Thaciana conta de suas primeiras impressões na USP

Bom, acho que tenho que começar me apresentando. Me chamo Thaciana e tenho 19 anos. Sou natural de Aracaju-SE e moro em SP há uns 15 anos. Fui filha única durante 12 anos e sempre fui diferente das outras crianças. Aos sete anos, comecei a jogar xadrez, era a única menina tão nova e negra na turma. Só aos 10 anos que comecei a sair para andar de bicicleta com outras crianças, antes disso eu ficava em casa, montando quebra-cabeças. Aos 13 anos, tentei me encaixar como uma adolescente comum, mas nunca me senti assim, eu não era como todas as meninas da minha idade, no sigilo eu assistia ‘The Flash’ (ainda assisto, mas não é mais no sigilo).

O universo sempre me fascinou, mas deixei esse gosto de lado quando tinha 15 anos. Eu queria seguir uma carreira que gerasse dinheiro, porque sou preta e pobre e sentia que tinha o dever de ganhar dinheiro para melhorar a vida da minha família. Aos 16, percebi que odiava a ideia de fazer engenharia, decidi que iria fazer algo por amor (as aulas de projeto de vida me ensinaram que eu sou mais do que a sociedade definiu) e foi aí que eu entendi que amava física.

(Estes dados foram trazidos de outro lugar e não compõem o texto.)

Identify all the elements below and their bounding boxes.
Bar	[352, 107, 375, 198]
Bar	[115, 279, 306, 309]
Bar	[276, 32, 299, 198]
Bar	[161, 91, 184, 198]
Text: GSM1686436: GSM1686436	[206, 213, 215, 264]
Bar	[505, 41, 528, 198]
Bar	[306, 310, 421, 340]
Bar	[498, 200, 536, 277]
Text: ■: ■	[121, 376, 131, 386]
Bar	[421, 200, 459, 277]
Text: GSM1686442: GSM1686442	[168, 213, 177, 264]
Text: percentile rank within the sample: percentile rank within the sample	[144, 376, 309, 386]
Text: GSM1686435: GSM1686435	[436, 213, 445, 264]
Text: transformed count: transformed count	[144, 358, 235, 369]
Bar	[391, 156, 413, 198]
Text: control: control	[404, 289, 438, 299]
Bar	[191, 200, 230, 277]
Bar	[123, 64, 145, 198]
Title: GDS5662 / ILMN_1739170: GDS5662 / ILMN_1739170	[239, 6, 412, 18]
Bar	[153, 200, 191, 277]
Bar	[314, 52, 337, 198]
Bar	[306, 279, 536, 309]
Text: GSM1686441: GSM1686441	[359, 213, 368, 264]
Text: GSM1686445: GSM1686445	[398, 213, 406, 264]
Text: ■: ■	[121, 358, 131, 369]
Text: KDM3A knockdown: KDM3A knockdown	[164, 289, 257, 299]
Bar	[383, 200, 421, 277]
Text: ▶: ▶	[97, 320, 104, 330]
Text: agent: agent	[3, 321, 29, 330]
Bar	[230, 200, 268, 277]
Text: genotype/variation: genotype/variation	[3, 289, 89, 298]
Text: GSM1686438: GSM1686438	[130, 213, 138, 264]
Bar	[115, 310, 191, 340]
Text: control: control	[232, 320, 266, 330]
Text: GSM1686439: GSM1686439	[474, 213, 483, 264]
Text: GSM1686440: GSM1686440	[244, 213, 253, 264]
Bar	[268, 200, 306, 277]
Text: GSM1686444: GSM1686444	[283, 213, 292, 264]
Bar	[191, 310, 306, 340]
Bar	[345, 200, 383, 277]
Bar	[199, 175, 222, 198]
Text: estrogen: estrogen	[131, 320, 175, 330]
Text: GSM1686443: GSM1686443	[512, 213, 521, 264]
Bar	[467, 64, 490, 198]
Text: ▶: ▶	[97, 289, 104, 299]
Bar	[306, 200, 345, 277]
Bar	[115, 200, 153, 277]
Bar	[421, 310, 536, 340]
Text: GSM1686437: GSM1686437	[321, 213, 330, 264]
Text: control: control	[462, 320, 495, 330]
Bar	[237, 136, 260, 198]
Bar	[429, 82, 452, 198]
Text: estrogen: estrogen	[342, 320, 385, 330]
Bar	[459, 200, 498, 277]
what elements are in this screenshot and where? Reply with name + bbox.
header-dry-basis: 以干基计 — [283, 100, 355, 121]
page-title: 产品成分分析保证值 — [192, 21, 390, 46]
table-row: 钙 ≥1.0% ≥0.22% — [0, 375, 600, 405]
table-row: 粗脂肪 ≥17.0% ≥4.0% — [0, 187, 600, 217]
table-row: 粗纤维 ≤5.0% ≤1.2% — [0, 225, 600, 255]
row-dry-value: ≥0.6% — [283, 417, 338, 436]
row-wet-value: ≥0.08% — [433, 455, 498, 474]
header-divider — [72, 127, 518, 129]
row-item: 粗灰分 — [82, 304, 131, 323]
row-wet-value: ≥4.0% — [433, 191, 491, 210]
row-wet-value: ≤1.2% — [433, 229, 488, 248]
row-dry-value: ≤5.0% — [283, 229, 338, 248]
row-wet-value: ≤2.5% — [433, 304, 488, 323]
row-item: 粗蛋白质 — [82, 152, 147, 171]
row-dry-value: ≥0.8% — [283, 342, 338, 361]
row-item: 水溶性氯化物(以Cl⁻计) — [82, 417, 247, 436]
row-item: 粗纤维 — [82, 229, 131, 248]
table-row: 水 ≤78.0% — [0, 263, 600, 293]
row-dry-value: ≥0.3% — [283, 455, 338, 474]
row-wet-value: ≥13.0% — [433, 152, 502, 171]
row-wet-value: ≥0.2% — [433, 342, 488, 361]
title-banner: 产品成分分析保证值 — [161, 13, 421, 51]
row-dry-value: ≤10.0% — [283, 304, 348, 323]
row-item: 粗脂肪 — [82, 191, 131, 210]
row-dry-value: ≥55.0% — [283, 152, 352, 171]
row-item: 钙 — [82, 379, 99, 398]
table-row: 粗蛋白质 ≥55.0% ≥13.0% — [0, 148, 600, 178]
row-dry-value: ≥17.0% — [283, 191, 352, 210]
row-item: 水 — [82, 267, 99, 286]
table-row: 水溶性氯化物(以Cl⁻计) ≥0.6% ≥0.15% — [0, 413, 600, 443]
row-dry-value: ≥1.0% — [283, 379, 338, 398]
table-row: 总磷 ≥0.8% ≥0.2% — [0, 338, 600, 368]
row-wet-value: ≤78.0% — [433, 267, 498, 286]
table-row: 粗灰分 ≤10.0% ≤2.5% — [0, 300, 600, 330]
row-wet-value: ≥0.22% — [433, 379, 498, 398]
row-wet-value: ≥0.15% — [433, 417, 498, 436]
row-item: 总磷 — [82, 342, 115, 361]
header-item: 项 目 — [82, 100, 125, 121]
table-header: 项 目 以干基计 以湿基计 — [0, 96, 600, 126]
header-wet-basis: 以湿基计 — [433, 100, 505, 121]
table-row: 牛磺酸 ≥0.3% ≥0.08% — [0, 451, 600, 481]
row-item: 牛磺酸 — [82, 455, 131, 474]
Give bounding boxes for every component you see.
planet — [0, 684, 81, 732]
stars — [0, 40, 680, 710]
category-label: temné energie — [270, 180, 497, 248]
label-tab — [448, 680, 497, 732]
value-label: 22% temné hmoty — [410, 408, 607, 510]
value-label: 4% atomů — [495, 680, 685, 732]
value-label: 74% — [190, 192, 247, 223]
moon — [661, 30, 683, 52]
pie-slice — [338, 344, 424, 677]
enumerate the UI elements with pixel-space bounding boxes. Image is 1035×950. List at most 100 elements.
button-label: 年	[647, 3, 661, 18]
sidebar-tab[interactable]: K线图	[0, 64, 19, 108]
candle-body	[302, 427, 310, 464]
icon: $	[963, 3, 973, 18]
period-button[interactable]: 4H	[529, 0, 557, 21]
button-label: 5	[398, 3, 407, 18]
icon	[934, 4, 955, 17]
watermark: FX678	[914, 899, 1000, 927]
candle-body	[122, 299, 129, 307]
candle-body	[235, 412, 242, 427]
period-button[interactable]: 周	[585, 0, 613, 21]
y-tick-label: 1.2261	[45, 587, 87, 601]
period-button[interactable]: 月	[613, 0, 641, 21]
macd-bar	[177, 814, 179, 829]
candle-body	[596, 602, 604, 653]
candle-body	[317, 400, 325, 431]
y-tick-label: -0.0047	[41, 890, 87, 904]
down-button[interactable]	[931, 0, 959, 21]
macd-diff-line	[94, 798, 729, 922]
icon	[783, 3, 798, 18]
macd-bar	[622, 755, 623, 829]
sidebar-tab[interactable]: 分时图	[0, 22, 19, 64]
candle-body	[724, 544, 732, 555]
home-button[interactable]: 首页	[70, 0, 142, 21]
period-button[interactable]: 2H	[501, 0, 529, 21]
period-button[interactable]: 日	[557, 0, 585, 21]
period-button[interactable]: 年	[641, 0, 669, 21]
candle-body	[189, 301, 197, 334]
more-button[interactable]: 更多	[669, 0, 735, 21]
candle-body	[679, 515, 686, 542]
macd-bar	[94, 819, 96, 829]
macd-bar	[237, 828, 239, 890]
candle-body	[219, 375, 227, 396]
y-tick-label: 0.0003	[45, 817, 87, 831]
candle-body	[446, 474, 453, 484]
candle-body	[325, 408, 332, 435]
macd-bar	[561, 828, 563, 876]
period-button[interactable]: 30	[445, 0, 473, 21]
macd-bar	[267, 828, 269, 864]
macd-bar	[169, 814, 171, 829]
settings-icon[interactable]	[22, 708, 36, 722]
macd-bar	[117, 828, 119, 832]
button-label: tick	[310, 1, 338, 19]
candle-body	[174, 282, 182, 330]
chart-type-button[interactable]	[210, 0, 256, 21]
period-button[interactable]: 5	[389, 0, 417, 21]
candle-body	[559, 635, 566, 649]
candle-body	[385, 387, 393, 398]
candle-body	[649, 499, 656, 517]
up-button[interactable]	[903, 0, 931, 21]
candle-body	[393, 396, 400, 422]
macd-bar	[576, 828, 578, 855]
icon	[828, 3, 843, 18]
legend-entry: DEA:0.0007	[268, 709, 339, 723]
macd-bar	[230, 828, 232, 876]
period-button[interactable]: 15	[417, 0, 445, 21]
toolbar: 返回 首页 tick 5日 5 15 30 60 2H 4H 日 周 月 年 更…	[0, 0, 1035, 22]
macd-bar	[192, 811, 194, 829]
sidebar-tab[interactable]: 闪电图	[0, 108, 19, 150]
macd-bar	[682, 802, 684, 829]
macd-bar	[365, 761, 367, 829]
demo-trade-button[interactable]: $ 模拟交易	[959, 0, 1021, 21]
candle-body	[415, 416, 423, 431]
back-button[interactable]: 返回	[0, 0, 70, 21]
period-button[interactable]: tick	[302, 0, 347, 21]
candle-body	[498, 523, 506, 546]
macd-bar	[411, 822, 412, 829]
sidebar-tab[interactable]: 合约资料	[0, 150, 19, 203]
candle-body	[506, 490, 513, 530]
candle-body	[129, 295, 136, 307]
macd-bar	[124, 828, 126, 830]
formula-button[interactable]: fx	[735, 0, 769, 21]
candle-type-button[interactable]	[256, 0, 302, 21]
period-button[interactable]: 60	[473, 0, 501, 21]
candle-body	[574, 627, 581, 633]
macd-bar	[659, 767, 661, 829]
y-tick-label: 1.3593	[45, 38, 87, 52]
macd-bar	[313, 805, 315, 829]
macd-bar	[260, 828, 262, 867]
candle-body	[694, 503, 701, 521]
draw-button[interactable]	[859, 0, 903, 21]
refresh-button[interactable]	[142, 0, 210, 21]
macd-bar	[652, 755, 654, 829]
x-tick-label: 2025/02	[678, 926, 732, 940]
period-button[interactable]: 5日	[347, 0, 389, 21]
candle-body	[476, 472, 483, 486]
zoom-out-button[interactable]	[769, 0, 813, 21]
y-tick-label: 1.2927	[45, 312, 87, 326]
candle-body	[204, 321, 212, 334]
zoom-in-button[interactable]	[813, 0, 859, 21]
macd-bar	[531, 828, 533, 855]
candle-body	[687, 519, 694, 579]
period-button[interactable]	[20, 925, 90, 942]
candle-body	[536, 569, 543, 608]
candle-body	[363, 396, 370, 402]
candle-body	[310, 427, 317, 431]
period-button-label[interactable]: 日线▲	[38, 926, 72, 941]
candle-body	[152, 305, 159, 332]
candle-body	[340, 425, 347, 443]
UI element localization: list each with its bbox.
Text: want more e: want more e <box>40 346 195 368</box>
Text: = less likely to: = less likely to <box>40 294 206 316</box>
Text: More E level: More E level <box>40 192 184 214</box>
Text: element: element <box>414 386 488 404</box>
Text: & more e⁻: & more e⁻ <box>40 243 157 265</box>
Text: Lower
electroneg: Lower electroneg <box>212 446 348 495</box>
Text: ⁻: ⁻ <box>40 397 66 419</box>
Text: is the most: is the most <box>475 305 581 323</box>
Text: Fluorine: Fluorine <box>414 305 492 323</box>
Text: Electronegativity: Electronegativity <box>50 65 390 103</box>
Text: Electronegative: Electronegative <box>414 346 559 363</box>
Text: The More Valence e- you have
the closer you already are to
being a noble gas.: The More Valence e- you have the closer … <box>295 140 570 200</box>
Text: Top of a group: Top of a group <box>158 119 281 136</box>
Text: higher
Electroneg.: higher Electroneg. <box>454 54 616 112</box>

Contei toda essa história para chegar até o momento de agora. Em 2022, fui a primeira da minha família a entrar em uma universidade pública. Hoje, sou caloura do Bacharelado em Física na Universidade de São Paulo (a melhor do país, apenas). E é sobre isso que eu vim falar.

O que eu senti no momento que em que vi que fui aprovada na USP é inenarrável, foi um chororô danado, uma alegria que não conseguia conter. Sou grata a todos que me apoiaram, em especial ao meu professor de física do ensino médio, o Rafael, ele sempre acreditou em mim e também sabia que a minha decisão era a certa. Mas, o que eu não esperava era ser a única mulher negra retinta na turma. O que eu não esperava era o sentimento de incapacidade logo na primeira semana de aula.

A USP é, sim, incrível, faz jus ao nome, com toda a certeza do mundo. Mas uma coisa que a USP não é é ser acolhedora com quem veio de escola pública. Tenho a sã consciência de que escolhi um curso elitista, com 98% de homens, brancos e ricos. Mas tratar com tanto desdém quem não se encaixa no padrão, é imperdoável. Os professores correm com a matéria como se todos já soubessem do conteúdo, ainda estou perdida na derivação e integração de funções para Física 1 e a professora já está passando energia e conservação de energia. É até grotesca a forma como organizam o currículo sem pensar nas dificuldades das pessoas.

Para mim, é humanamente impossível dar conta de tudo, já que os professores não passam o conteúdo de forma clara. Para o 1º semestre do curso, eu já tranquei uma matéria. É claro que o sentimento do momento é de desespero, não há outra coisa que eu sinta de segunda à sexta-feira. Aos finais de semana o sentimento é de gratidão, porque estou na USP

Para essa semana eu já passei informação demais. Resumi a minha vida inteira e ainda contei sobre como estou me sentindo nesse primeiro semestre de curso. Para os nossos próximos encontros, que acontecerão todas terças-feiras (estou esperando por vocês), tenho certeza de que os perrengues aumentarão, mas eles continuarão, porque a Física é linda e precisa ser compartilhada, para quem, assim como eu, quer saber o porquê de tudo.